AMD announced its Ryzen 8000 processors last week, codenamed “Hawk Point,” highlighting the integrated NPU (Neural Processing Unit) for AI workloads. These chips are (mostly) the same as the Ryzen 7000 family, leveraging the Zen 4 CPU and the RDNA 3 graphics architecture. The NPU leverages the XDNA architecture to deliver up to 39 TOPS of processing power. Hawk Point is a refresh of Phoenix Point with the same CPU/GPU combo, but a beefed-up NPU.
The only tangible difference is the AI performance, most notably generative AI models. According to AMD’s official figures, the Ryzen 8040 processors are up to 40% faster than the preceding 7040 chips in generative AI. In this case, the Ryzen 9 7940HS is compared to the Ryzen 7 8840HS (a lower trier part) in Llama 2 and Vision Models.

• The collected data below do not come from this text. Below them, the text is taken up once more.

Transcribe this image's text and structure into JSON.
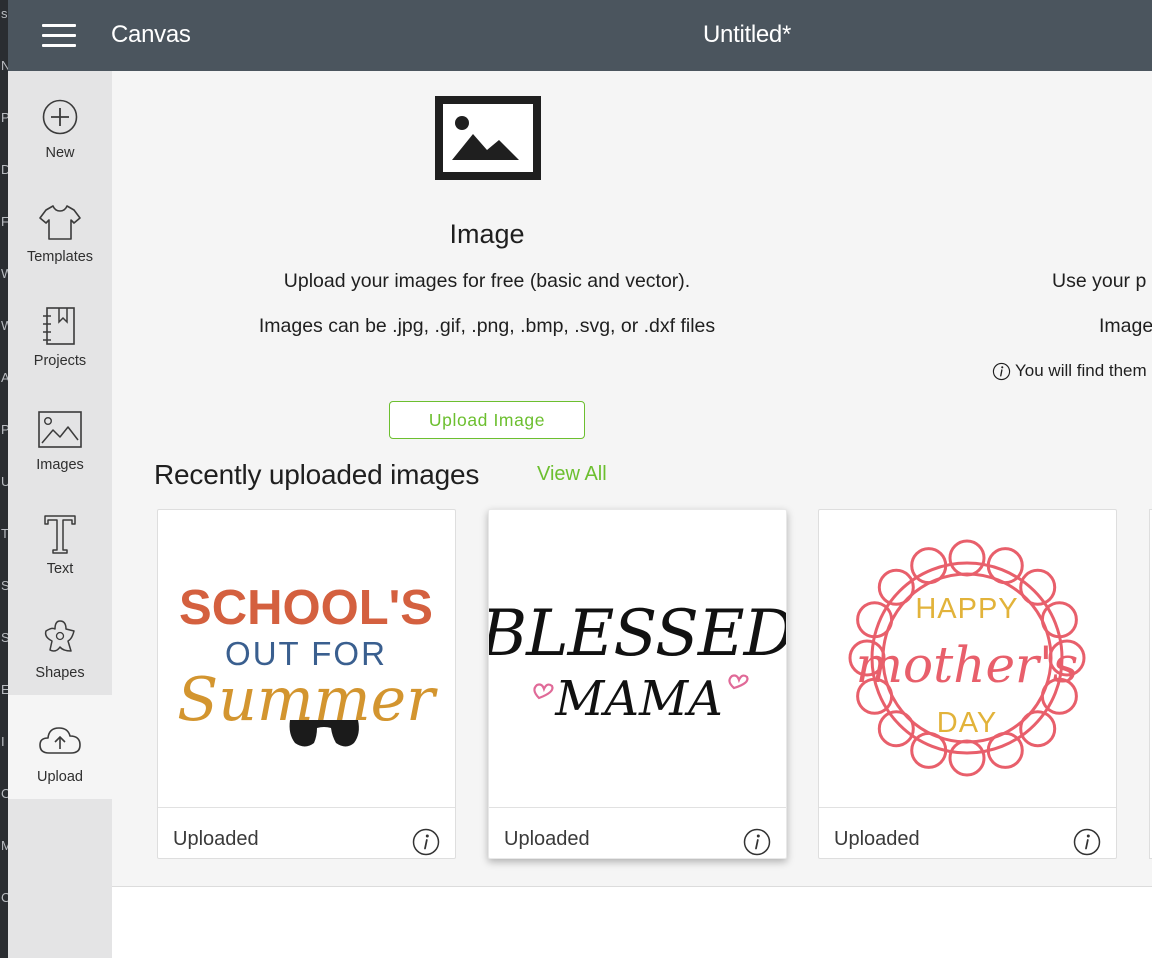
{
  "window": {
    "app_name": "Canvas",
    "doc_title": "Untitled*"
  },
  "edge_letters": [
    "s",
    "N",
    "P",
    "D",
    "F",
    "W",
    "W",
    "A",
    "P",
    "U",
    "T",
    "S",
    "S",
    "E",
    "I",
    "C",
    "M",
    "C"
  ],
  "sidebar": {
    "items": [
      {
        "label": "New",
        "icon": "plus-circle-icon"
      },
      {
        "label": "Templates",
        "icon": "tshirt-icon"
      },
      {
        "label": "Projects",
        "icon": "notebook-icon"
      },
      {
        "label": "Images",
        "icon": "image-icon"
      },
      {
        "label": "Text",
        "icon": "text-t-icon"
      },
      {
        "label": "Shapes",
        "icon": "shapes-icon"
      },
      {
        "label": "Upload",
        "icon": "cloud-upload-icon"
      }
    ],
    "active": "Upload"
  },
  "image_section": {
    "title": "Image",
    "line1": "Upload your images for free (basic and vector).",
    "line2": "Images can be .jpg, .gif, .png, .bmp, .svg, or .dxf files",
    "upload_button": "Upload Image"
  },
  "right_section": {
    "line1": "Use your p",
    "line2": "Image",
    "note": "You will find them"
  },
  "recent": {
    "title": "Recently uploaded images",
    "view_all": "View All",
    "cards": [
      {
        "status": "Uploaded",
        "art": {
          "line1": "SCHOOL'S",
          "line2": "OUT FOR",
          "line3": "Summer"
        }
      },
      {
        "status": "Uploaded",
        "art": {
          "line1": "BLESSED",
          "line2": "MAMA"
        }
      },
      {
        "status": "Uploaded",
        "art": {
          "line1": "HAPPY",
          "line2": "mother's",
          "line3": "DAY"
        }
      }
    ]
  },
  "colors": {
    "topbar": "#4b555e",
    "accent_green": "#6cbf2f",
    "sidebar": "#e4e4e5",
    "panel": "#f5f5f5",
    "art_orange": "#d4603f",
    "art_blue": "#3a5f8f",
    "art_gold": "#d3952f",
    "art_pink": "#e85f6b",
    "art_yellow": "#e2b33a"
  }
}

The Ryzen 8040 processors boast higher gaming, and content creation performance than Intel’s 13th Gen Raptor Lake-H processors. Official first-party benchmarks place the Ryzen 9 8940HS as 80% faster than the Core i9-13900H in gaming and 40% faster in content creation.
Unfortunately, since the CPU and GPU specs are identical to the Ryzen 7040 processors the non-AI performance should be too. We are looking at a pure rebrand to dampen the Meteor Lake launch set to happen in the coming days.

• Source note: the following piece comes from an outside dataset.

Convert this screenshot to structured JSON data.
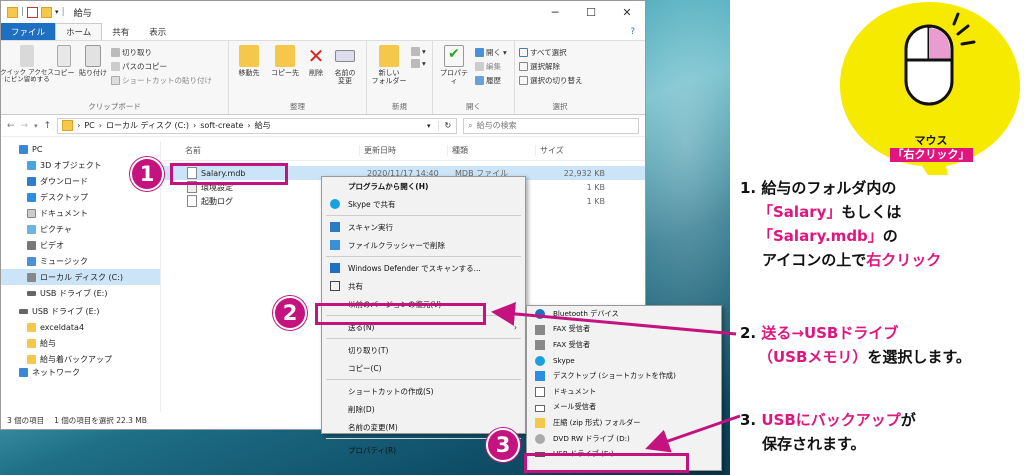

AMD also provided an update on its Ryzen mobile roadmap. The Ryzen 8040 “Hawk Point” family is launching in the first quarter of 2024 (shipping now).
Strix Point is next in line with a shipping date of “2024.” It is expected to feature a hybrid core CPU with Zen 5 and Zen 5c cores, RDNA 3.5 graphics, and the XDNA 2 NPU. The company claims that 2nd Gen Ryzen AI will be over 3x faster than existing solutions in generative AI.